SA’s angry middle child and its quest to re-write history with colour
Written by: Tunicia Phillips
Land grabs an old phenomenon with a new song-he single most highlighting act of defiance against the bureaucratic processes that govern the rules of the haves and have-nots.
Arriving in Extension 6 Eldorado Park on the morning of 6 May flooded my senses with nostalgia as I looked into the faces of the same people whose attempts at occupying land failed back in 2009. Some were part of a group of civic leaders, whom I remembered as a community journalist, when dozens of petitions were signed and a slew of futile meetings were hosted with government on one single issue, housing. I remembered Donne Reece, a man with tremendous respect for the processes set out by government to regulate communication between civic organisations and its departments. I remembered how I would get weekly updates on fruitless meetings with officials and wild goose chases for the results of environmental impact assessment studies that were the alleged cause of development delay. I remember marches, optimism and energised civic leadership that were so confident that government had heard their cry.
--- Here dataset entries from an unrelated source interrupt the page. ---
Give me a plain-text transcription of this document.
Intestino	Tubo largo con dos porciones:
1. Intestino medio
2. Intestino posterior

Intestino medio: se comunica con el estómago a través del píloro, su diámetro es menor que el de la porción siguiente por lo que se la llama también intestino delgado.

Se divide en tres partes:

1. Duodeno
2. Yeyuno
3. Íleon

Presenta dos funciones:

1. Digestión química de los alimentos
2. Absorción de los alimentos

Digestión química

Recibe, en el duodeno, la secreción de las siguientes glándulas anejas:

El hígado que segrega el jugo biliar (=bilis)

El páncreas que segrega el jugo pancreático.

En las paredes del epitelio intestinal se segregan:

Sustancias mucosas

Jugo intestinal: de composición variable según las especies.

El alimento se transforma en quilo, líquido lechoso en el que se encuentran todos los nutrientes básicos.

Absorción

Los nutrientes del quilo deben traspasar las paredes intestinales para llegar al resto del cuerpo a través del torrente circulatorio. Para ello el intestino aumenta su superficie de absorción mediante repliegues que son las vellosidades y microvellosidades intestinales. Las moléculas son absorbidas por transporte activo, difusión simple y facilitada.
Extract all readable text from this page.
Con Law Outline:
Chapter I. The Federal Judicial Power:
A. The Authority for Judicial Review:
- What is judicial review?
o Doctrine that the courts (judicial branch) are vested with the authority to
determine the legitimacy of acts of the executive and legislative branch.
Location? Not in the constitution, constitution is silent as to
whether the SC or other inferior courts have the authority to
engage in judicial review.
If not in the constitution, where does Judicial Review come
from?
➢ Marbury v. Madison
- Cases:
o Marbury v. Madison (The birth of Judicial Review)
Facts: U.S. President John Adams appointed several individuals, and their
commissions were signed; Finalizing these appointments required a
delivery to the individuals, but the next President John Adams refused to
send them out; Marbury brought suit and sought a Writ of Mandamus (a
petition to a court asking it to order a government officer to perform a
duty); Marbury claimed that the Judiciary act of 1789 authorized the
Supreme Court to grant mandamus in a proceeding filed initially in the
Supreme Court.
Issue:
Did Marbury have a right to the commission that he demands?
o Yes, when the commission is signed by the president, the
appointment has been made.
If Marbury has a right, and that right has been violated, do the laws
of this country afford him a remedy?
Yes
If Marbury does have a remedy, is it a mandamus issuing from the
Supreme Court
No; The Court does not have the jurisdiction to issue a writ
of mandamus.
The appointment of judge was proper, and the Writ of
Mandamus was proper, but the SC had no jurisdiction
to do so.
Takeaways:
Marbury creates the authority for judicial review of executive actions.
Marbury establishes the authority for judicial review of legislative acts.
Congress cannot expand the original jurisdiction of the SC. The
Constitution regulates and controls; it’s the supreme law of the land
This century old cry for some had begun before 1913 when the San and Khoi had their land taken away. Many have had successful attempts at tracking their lineage back to their forefathers and mobilised more fruitless attempts at reclaiming their family’s land in the land redistribution process. Alas, government announces plans to include their clans in the land redistribution process in 2015.
But the plight of South Africa’s indigenous people is a whole other rant fit for another day.
It would take another 6 years before another illegal land occupation attempt is birthed in the same year as that landmark announcement. There have been some notable developments in Eldorado Park’s neighbouring areas. Freedom Park popped up by no legal means during the mid-90’s and has since flourished with developments of new roads, houses, schools, sanitation and wellness centres. It’s no wonder that Eldorado Park, the neglected middle child between the blooming Soweto and Freedom Park is now persistent that 27 years of waiting is unacceptable. Government has also thrown the Kliptown development card out in defence of the area’s neglect saga, but the well deserving birth place of the Freedom Charter has not seen a house developed in over 100 years. I’ve been to Kliptown on more than enough occasions to know that the remarkably eye catching Walter Sisulu Square is a magnificently effective distraction from the impoverished conditions of the people who defiantly opened their doors to the likes of the late Nelson Mandela and many others when the they needed a hide out from the apartheid regime. Kliptown is an example of a failed Freedom Charter. Oh the irony.
It is no wonder that now 21 years after the birth of this democracy, communities see their defiance as the same struggle with a different enemy. It is no surprise that South Africa’s middle child sees history as a black and white crafted picture. It is unquestionably this picture that has and will lead to a new revolution. One that rewrites history with colour, and one that justifies its defiance with a list of social injustices only fit for animals.